His wife died at Saranac Lake on May 26, 1931.

===Second marriage===
After her death, he married Margaret ( Screven) White (1903–1964) at the summer home of her aunt, Mrs. H. Snowden Marshall (wife of Tuck's uncle, H. Snowden Marshall), in Ridgefield, Connecticut in 1932. The bride's brother, Franklin B. Screven, was her attendant, and Tuck's best man was Rufus L. Patterson (founder of American Machine and Foundry). Margaret, a daughter of Franklin Buchanan Screven, was the former wife of Fitzhugh White of Savannah, Georgia.
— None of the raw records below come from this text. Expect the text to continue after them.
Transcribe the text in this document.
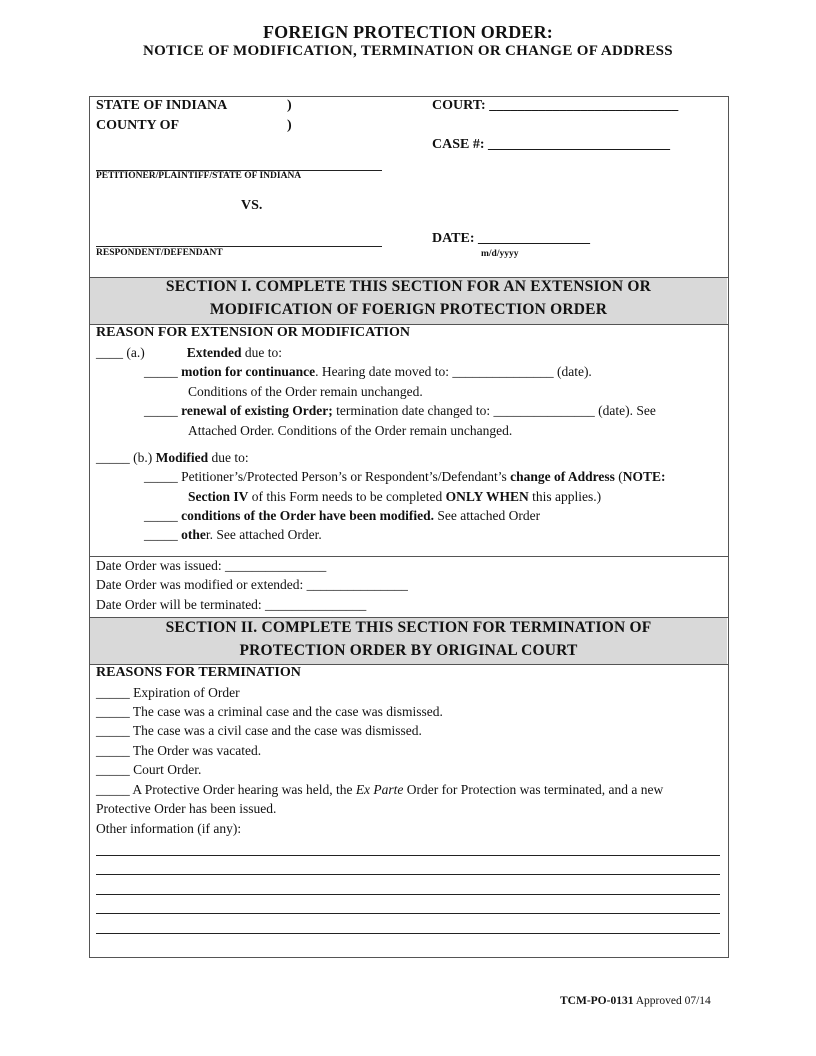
FOREIGN PROTECTION ORDER:
NOTICE OF MODIFICATION, TERMINATION OR CHANGE OF ADDRESS
STATE OF INDIANA	)
COUNTY OF	)
COURT: ___________________________
CASE #: __________________________
PETITIONER/PLAINTIFF/STATE OF INDIANA
VS.
RESPONDENT/DEFENDANT
DATE: ________________
m/d/yyyy
SECTION I. COMPLETE THIS SECTION FOR AN EXTENSION OR
MODIFICATION OF FOERIGN PROTECTION ORDER
REASON FOR EXTENSION OR MODIFICATION
____ (a.)	Extended due to:
_____ motion for continuance. Hearing date moved to: _______________ (date).
Conditions of the Order remain unchanged.
_____ renewal of existing Order; termination date changed to: _______________ (date). See
Attached Order. Conditions of the Order remain unchanged.
_____ (b.) Modified due to:
_____ Petitioner’s/Protected Person’s or Respondent’s/Defendant’s change of Address (NOTE:
Section IV of this Form needs to be completed ONLY WHEN this applies.)
_____ conditions of the Order have been modified. See attached Order
_____ other. See attached Order.
Date Order was issued: _______________
Date Order was modified or extended: _______________
Date Order will be terminated: _______________
SECTION II. COMPLETE THIS SECTION FOR TERMINATION OF
PROTECTION ORDER BY ORIGINAL COURT
REASONS FOR TERMINATION
_____ Expiration of Order
_____ The case was a criminal case and the case was dismissed.
_____ The case was a civil case and the case was dismissed.
_____ The Order was vacated.
_____ Court Order.
_____ A Protective Order hearing was held, the Ex Parte Order for Protection was terminated, and a new
Protective Order has been issued.
Other information (if any):
TCM-PO-0131 Approved 07/14
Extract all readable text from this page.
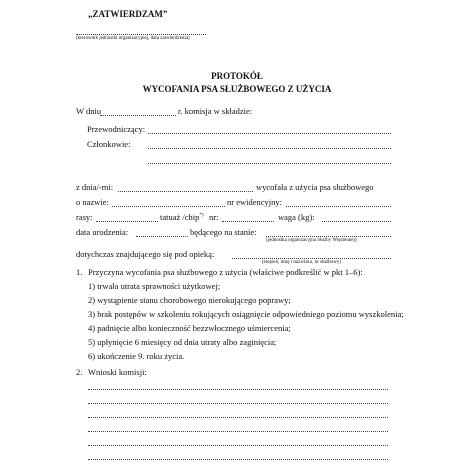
„ZATWIERDZAM”
(kierownik jednostki organizacyjnej, data zatwierdzenia)
PROTOKÓŁ
WYCOFANIA PSA SŁUŻBOWEGO Z UŻYCIA
W dniu	r. komisja w składzie:
Przewodniczący:
Członkowie:
z dnia/-mi:	wycofała z użycia psa służbowego
o nazwie:	nr ewidencyjny:
rasy:	tatuaż /chip*) nr:	waga (kg):
data urodzenia:	będącego na stanie:
(jednostka organizacyjna Służby Więziennej)
dotychczas znajdującego się pod opieką:
(stopień, imię i nazwisko, nr służbowy)
1. Przyczyna wycofania psa służbowego z użycia (właściwe podkreślić w pkt 1–6):
1) trwała utrata sprawności użytkowej;
2) wystąpienie stanu chorobowego nierokującego poprawy;
3) brak postępów w szkoleniu rokujących osiągnięcie odpowiedniego poziomu wyszkolenia;
4) padnięcie albo konieczność bezzwłocznego uśmiercenia;
5) upłynięcie 6 miesięcy od dnia utraty albo zaginięcia;
6) ukończenie 9. roku życia.
2. Wnioski komisji:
A few hours after obtaining a divorce in Reno, Nevada from Tuck, Margaret married diplomat Angier Biddle Duke in November 1940.

===Third marriage===
In 1942, while living in Tuxedo Park, New York, Tuck married Princess Donna Christiana ( Torlonia) Lord at the home of the bride's uncle and aunt at 25 Sutton Place, in 1942. At the wedding her sister, Princess Donna Marina Torlonia di Civitella-Cesi (wife of Francis Xavier Shields), was her only attendant and Tuck's best man was Monroe Robinson (son of Corinne Roosevelt Robinson and nephew of President Theodore Roosevelt). Donna Christiana, the former wife of Daniel Lord, was a daughter of Marino Torlonia, 4th Prince of Civitella-Cesi and the American heiress Mary Elsie Moore. Among her siblings were Don Alessandro Torlonia, 5th Prince di Civitella-Cesi (who married Infanta Beatriz of Spain, daughter of King Alfonso XIII of Spain). They divorced in September 1945.

===Fourth marriage===
In 1946, Tuck married Edith Eleanor ( Holt) Richmond (1898–1982) at Christ Church Chapel in New York. Edith, the widow of Lawrence E. Richmond, was a daughter of Frank A. Holt and Anna ( Reynolds) Holt of Pasadena, California. The lived at 812 Park Avenue, before moving to Geneva in 1948 where they lived until his death and where Tuck was a president of the American Club and senior warden in the American Church.

Tuck died in Geneva, Switzerland on March 18, 1955. After his death, his widow married Charles Farwell Winston (a grandson of diplomat Frederick Hampden Winston).